Was ist passiert? Der Weiße Ring, eine Organisation, die sich um Opfer von Straftaten kümmert, hat die Parteien in Berlin angeschrieben. Der Grund: In Berlin wurden im letzten Jahr ungefähr 10.600 Wohnungseinbrüche gezählt – ein Viertel mehr als im Jahr davor. Ein Einbruch ist für viele Betroffene ein Schock, hinterher fühlen sie sich oft unsicher und ängstlich. Laut dem Berliner Landesvorsitzenden Rolf Schmachtenberg leiden Betroffene "häufig schwer" unter solchen Erlebnissen. Der Weiße Ring möchte deshalb, dass Einbruchsopfer in Berlin genauso behandelt werden wie Opfer von Gewaltverbrechen.

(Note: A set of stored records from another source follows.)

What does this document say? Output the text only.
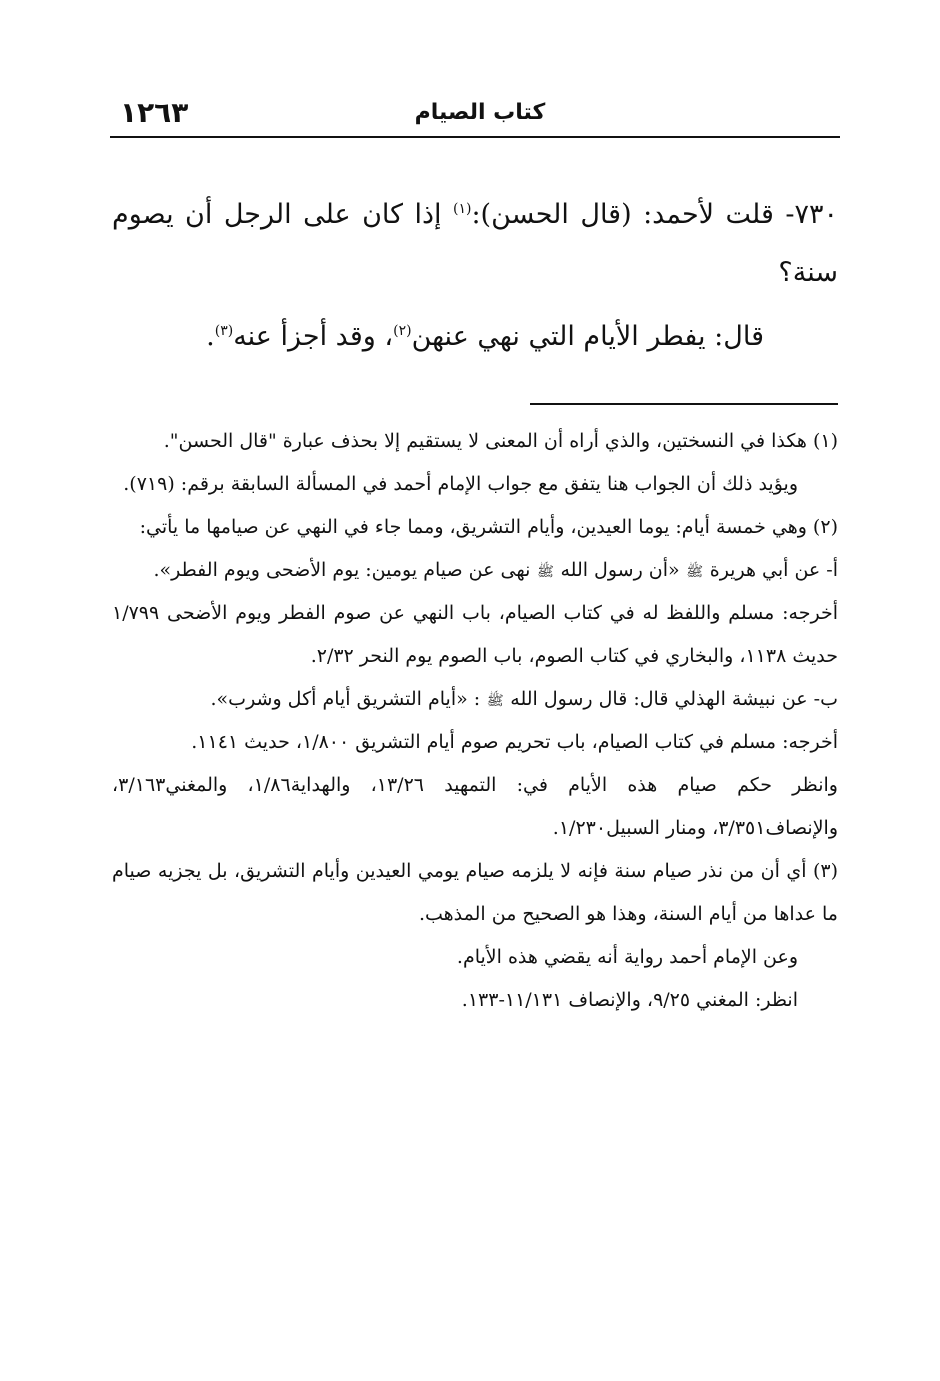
١٢٦٣	كتاب الصيام

٧٣٠- قلت لأحمد: (قال الحسن):$^{(١)}$ إذا كان على الرجل أن يصوم سنة؟

قال: يفطر الأيام التي نهي عنهن$^{(٢)}$، وقد أجزأ عنه$^{(٣)}$.

(١) هكذا في النسختين، والذي أراه أن المعنى لا يستقيم إلا بحذف عبارة "قال الحسن".
ويؤيد ذلك أن الجواب هنا يتفق مع جواب الإمام أحمد في المسألة السابقة برقم: (٧١٩).
(٢) وهي خمسة أيام: يوما العيدين، وأيام التشريق، ومما جاء في النهي عن صيامها ما يأتي:
أ- عن أبي هريرة ﷺ «أن رسول الله ﷺ نهى عن صيام يومين: يوم الأضحى ويوم الفطر».
أخرجه: مسلم واللفظ له في كتاب الصيام، باب النهي عن صوم الفطر ويوم الأضحى ١/٧٩٩ حديث ١١٣٨، والبخاري في كتاب الصوم، باب الصوم يوم النحر ٢/٣٢.
ب- عن نبيشة الهذلي قال: قال رسول الله ﷺ : «أيام التشريق أيام أكل وشرب».
أخرجه: مسلم في كتاب الصيام، باب تحريم صوم أيام التشريق ١/٨٠٠، حديث ١١٤١.
وانظر حكم صيام هذه الأيام في: التمهيد ١٣/٢٦، والهداية١/٨٦، والمغني٣/١٦٣، والإنصاف٣/٣٥١، ومنار السبيل١/٢٣٠.
(٣) أي أن من نذر صيام سنة فإنه لا يلزمه صيام يومي العيدين وأيام التشريق، بل يجزيه صيام ما عداها من أيام السنة، وهذا هو الصحيح من المذهب.
وعن الإمام أحمد رواية أنه يقضي هذه الأيام.
انظر: المغني ٩/٢٥، والإنصاف ١١/١٣١-١٣٣.
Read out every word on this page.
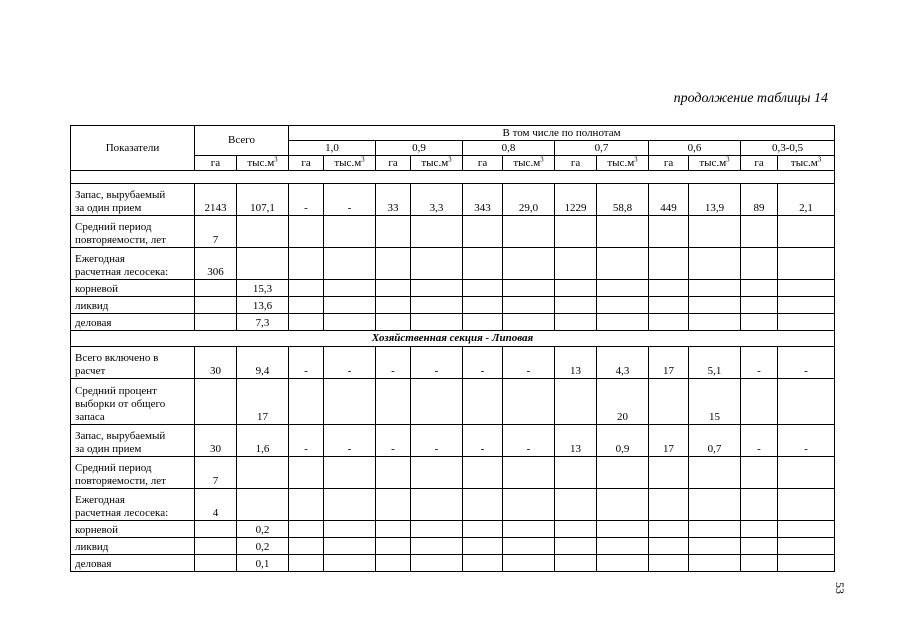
продолжение таблицы 14
Показатели	Всего		В том числе по полнотам											
			1,0		0,9		0,8		0,7		0,6		0,3-0,5	
	га	$тыс.м^3$	га	$тыс.м^3$	га	$тыс.м^3$	га	$тыс.м^3$	га	$тыс.м^3$	га	$тыс.м^3$	га	$тыс.м^3$

Запас, вырубаемый
за один прием	2143	107,1	-	-	33	3,3	343	29,0	1229	58,8	449	13,9	89	2,1

Средний период
повторяемости, лет	7													

Ежегодная
расчетная лесосека:	306													

корневой		15,3												

ликвид		13,6												

деловая		7,3												
Хозяйственная секция - Липовая														

Всего включено в
расчет	30	9,4	-	-	-	-	-	-	13	4,3	17	5,1	-	-

Средний процент
выборки от общего
запаса		17								20		15		

Запас, вырубаемый
за один прием	30	1,6	-	-	-	-	-	-	13	0,9	17	0,7	-	-

Средний период
повторяемости, лет	7													

Ежегодная
расчетная лесосека:	4													

корневой		0,2												

ликвид		0,2												

деловая		0,1												
53
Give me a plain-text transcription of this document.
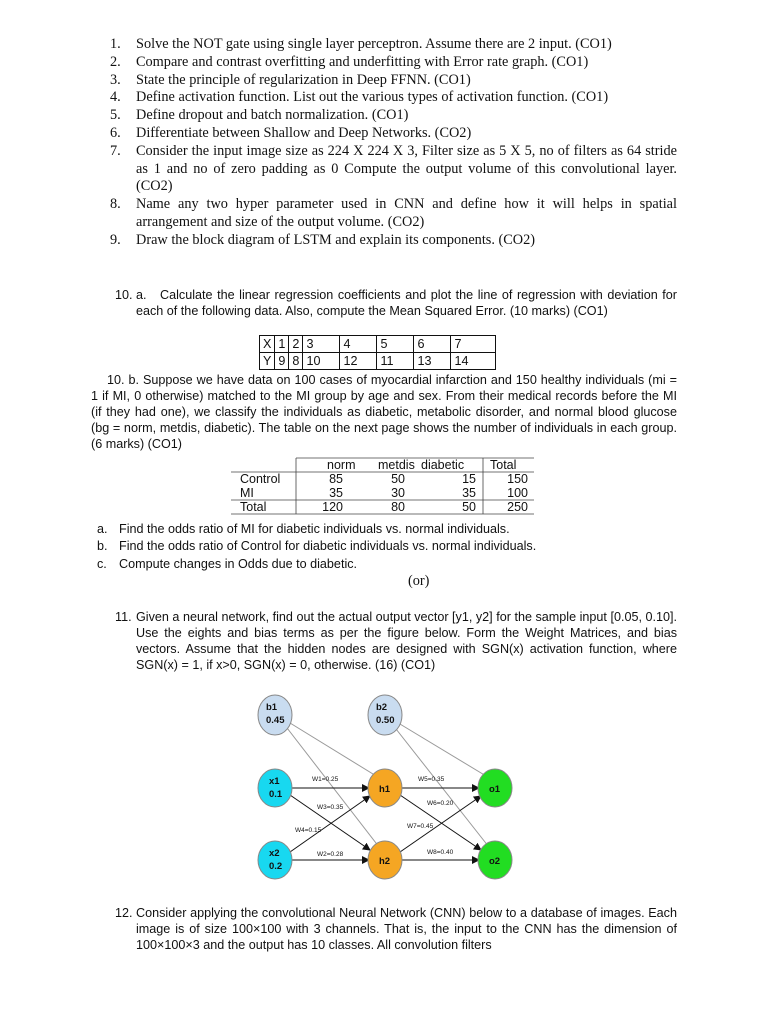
1. Solve the NOT gate using single layer perceptron. Assume there are 2 input. (CO1)
2. Compare and contrast overfitting and underfitting with Error rate graph. (CO1)
3. State the principle of regularization in Deep FFNN. (CO1)
4. Define activation function. List out the various types of activation function. (CO1)
5. Define dropout and batch normalization. (CO1)
6. Differentiate between Shallow and Deep Networks. (CO2)
7. Consider the input image size as 224 X 224 X 3, Filter size as 5 X 5, no of filters as 64 stride as 1 and no of zero padding as 0 Compute the output volume of this convolutional layer. (CO2)
8. Name any two hyper parameter used in CNN and define how it will helps in spatial arrangement and size of the output volume. (CO2)
9. Draw the block diagram of LSTM and explain its components. (CO2)
10. a.	Calculate the linear regression coefficients and plot the line of regression with deviation for each of the following data. Also, compute the Mean Squared Error. (10 marks) (CO1)
X	1	2	3	4	5	6	7
Y	9	8	10	12	11	13	14
10. b. Suppose we have data on 100 cases of myocardial infarction and 150 healthy individuals (mi = 1 if MI, 0 otherwise) matched to the MI group by age and sex. From their medical records before the MI (if they had one), we classify the individuals as diabetic, metabolic disorder, and normal blood glucose (bg = norm, metdis, diabetic). The table on the next page shows the number of individuals in each group. (6 marks) (CO1)
norm metdis diabetic Total
Control	85	50	15 150
MI	35	30	35 100
Total	120	80	50 250
a. Find the odds ratio of MI for diabetic individuals vs. normal individuals.
b. Find the odds ratio of Control for diabetic individuals vs. normal individuals.
c. Compute changes in Odds due to diabetic.
(or)
11. Given a neural network, find out the actual output vector [y1, y2] for the sample input [0.05, 0.10]. Use the eights and bias terms as per the figure below. Form the Weight Matrices, and bias vectors. Assume that the hidden nodes are designed with SGN(x) activation function, where SGN(x) = 1, if x>0, SGN(x) = 0, otherwise. (16) (CO1)
b1
0.45
b2
0.50
x1
0.1
x2
0.2
h1
h2
o1
o2
W1=0.25
W3=0.35
W4=0.15
W2=0.28
W5=0.35
W6=0.20
W7=0.45
W8=0.40
12. Consider applying the convolutional Neural Network (CNN) below to a database of images. Each image is of size 100×100 with 3 channels. That is, the input to the CNN has the dimension of 100×100×3 and the output has 10 classes. All convolution filters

Wer hilft? In Berlin gibt es schon Anlaufstellen für Opfer, zum Beispiel Traumaambulanzen. Das sind Einrichtungen, in denen geschulte Fachleute Menschen nach schlimmen Erlebnissen psychologisch unterstützen. Das Land Berlin übernimmt die Kosten für die ersten Stunden. Außerdem hat der Weiße Ring etwa 1.800 Mitglieder in Berlin, von denen rund 140 ehrenamtlich als Opferhelferinnen und Opferhelfer arbeiten. Sie hören zu, beraten und helfen auch finanziell. Im vergangenen Jahr haben sie in Berlin 1.664 Opfer betreut.